O LIVING always, always dying! O the burials of me past and present, O me while I stride ahead, material, visible, imperious as ever; O me, what I was for years, now dead, (I lament not, I am content;) O to disengage myself from those corpses of me, which I turn and look at where I cast them, To pass on, (O living! always living!) and leave the corpses behind. (O LIVING ALWAYS, ALWAYS DYING by Walt Whitman)*
We know why students were promised a near normal campus experience. We understand the politics of government and the dance of Vice-Chancellors. The government should have stepped in over the summer of 2020 to underwrite the higher education sector, but they did not. And so the propaganda of university managements began, which, they gambled, if spun out for long enough would prevent the realisation of tuition fee and accommodation refunds.
University managements promoted their campuses as COVID-secure and, by enticing students back, made the university a major amplification hub of COVID-19. The assurance that the space of the university is COVID-secure was and remains a troubling and dangerous fallacy in contradiction of scientific evidence and recommendation, and critical thought. The COVID-secure campus implies a certainty to remain safe and unthreatened by COVID-19 when there is no certainty, only some measures that might reduce the risk of infection. It infers an ability to make the bodies within a designated space free from viral contamination. However, the higher education sector is unique in its geographical concentration of networks of young people and in its generation of the prime conditions for COVID-19 to spread and (as an RNA virus) to mutate.
The outcome we all saw coming was stated in The Lancet in early November 2020: “Universities have been a major hub of community transmission”. As academics and union members, the university amplification of COVID-19 has dragged us from a strike of biophilic love, solidarity and living towards the “valley of the shadow of death” (Fromm, 1968: 48).
In a surreal, illusionary alter-universe, university managements continue to busy themselves with surveys asking students what they want. It is the perverse logic of a marketised higher education sector to ask students what they want amid a global pandemic and public health emergency, rather than focus on what they need and delivering that well. It is a further perversity of this marketisation that university managements have chosen to ignore the possibility of morbidity, i.e. Long COVID, in their risk assessments and health and safety measures, while on their websites and press releases promote the cutting-edge research of their institutions on the reality and nature of Long COVID. The falsehood that set students up for a little less than normal university experience is one that threatens some of these students and their academic staff to long-term heart and multiple organ damage. The tendency of most academic staff to seek to avoid face-to-face teaching and deliver online is an expression of “the most elementary form” of biophilia: “a tendency to preserve life, and to fight death” (Fromm, 1968: 45). It is the basic desire for life, for oneself and others, not morbidity or mortality.

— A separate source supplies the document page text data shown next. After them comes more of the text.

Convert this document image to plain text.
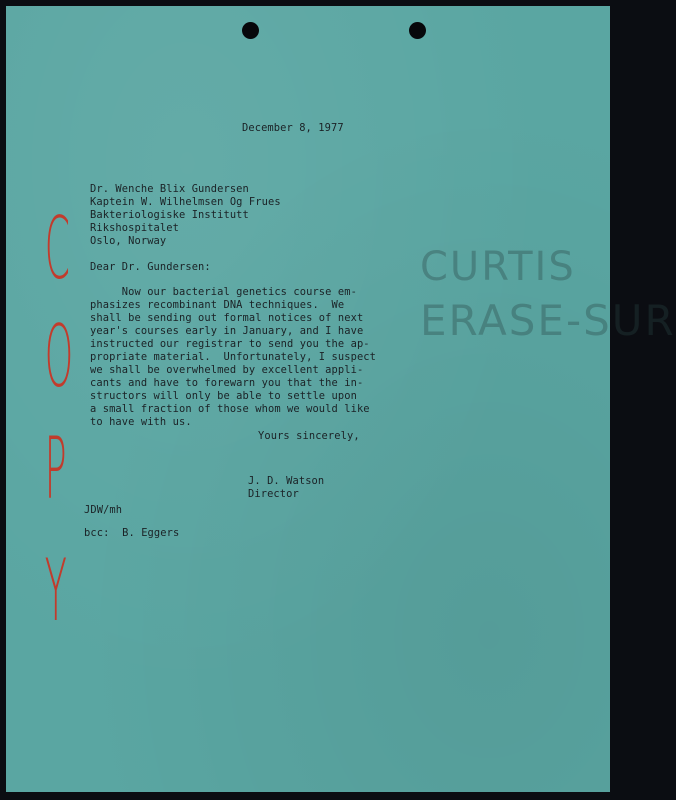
CURTIS
ERASE-SUR
C
O
P
Y
December 8, 1977
Dr. Wenche Blix Gundersen
Kaptein W. Wilhelmsen Og Frues
Bakteriologiske Institutt
Rikshospitalet
Oslo, Norway
Dear Dr. Gundersen:
Now our bacterial genetics course em-
phasizes recombinant DNA techniques.  We
shall be sending out formal notices of next
year's courses early in January, and I have
instructed our registrar to send you the ap-
propriate material.  Unfortunately, I suspect
we shall be overwhelmed by excellent appli-
cants and have to forewarn you that the in-
structors will only be able to settle upon
a small fraction of those whom we would like
to have with us.
Yours sincerely,
J. D. Watson
Director
JDW/mh
bcc:  B. Eggers
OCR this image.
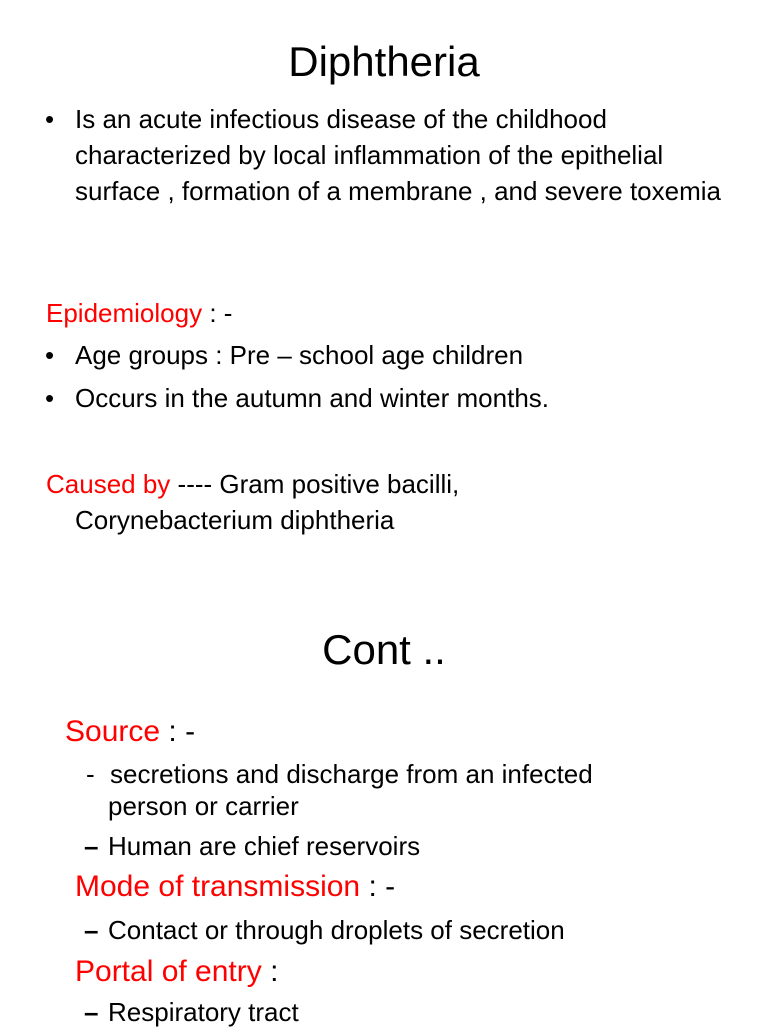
Diphtheria
• Is an acute infectious disease of the childhood characterized by local inflammation of the epithelial surface , formation of a membrane , and severe toxemia
Epidemiology : -
• Age groups : Pre – school age children
• Occurs in the autumn and winter months.
Caused by ---- Gram positive bacilli,
Corynebacterium diphtheria
Cont ..
Source : -
- secretions and discharge from an infected
person or carrier
– Human are chief reservoirs
Mode of transmission : -
– Contact or through droplets of secretion
Portal of entry :
– Respiratory tract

When university managements respond to the actual manifestation of sick students and staff and to the prospect of one of us dying, their rehearsed lines imply an indifference to life: one cannot prove they caught COVID on campus, or if they did catch COVID on campus then it was their fault for not following the health and safety guidance. This is the necrophilic logic of “quantification, abstractification, bureaucratization, and reification” (Fromm, 1968: 59); the “question here is not whether [we] are treated nicely […] (things, too, can be treated nicely); the question is whether people are things or living beings” (ibid: 57). The COVID-insecure and market-driven university has acutely exposed its workers, its students and the public to both an amplification of a perilous new infectious disease and its own class nature and detachment from life.
Book reference:
Fromm, Erich (1968) The Heart of Man: Its Genius for Good and Evil. Harper & Row: London.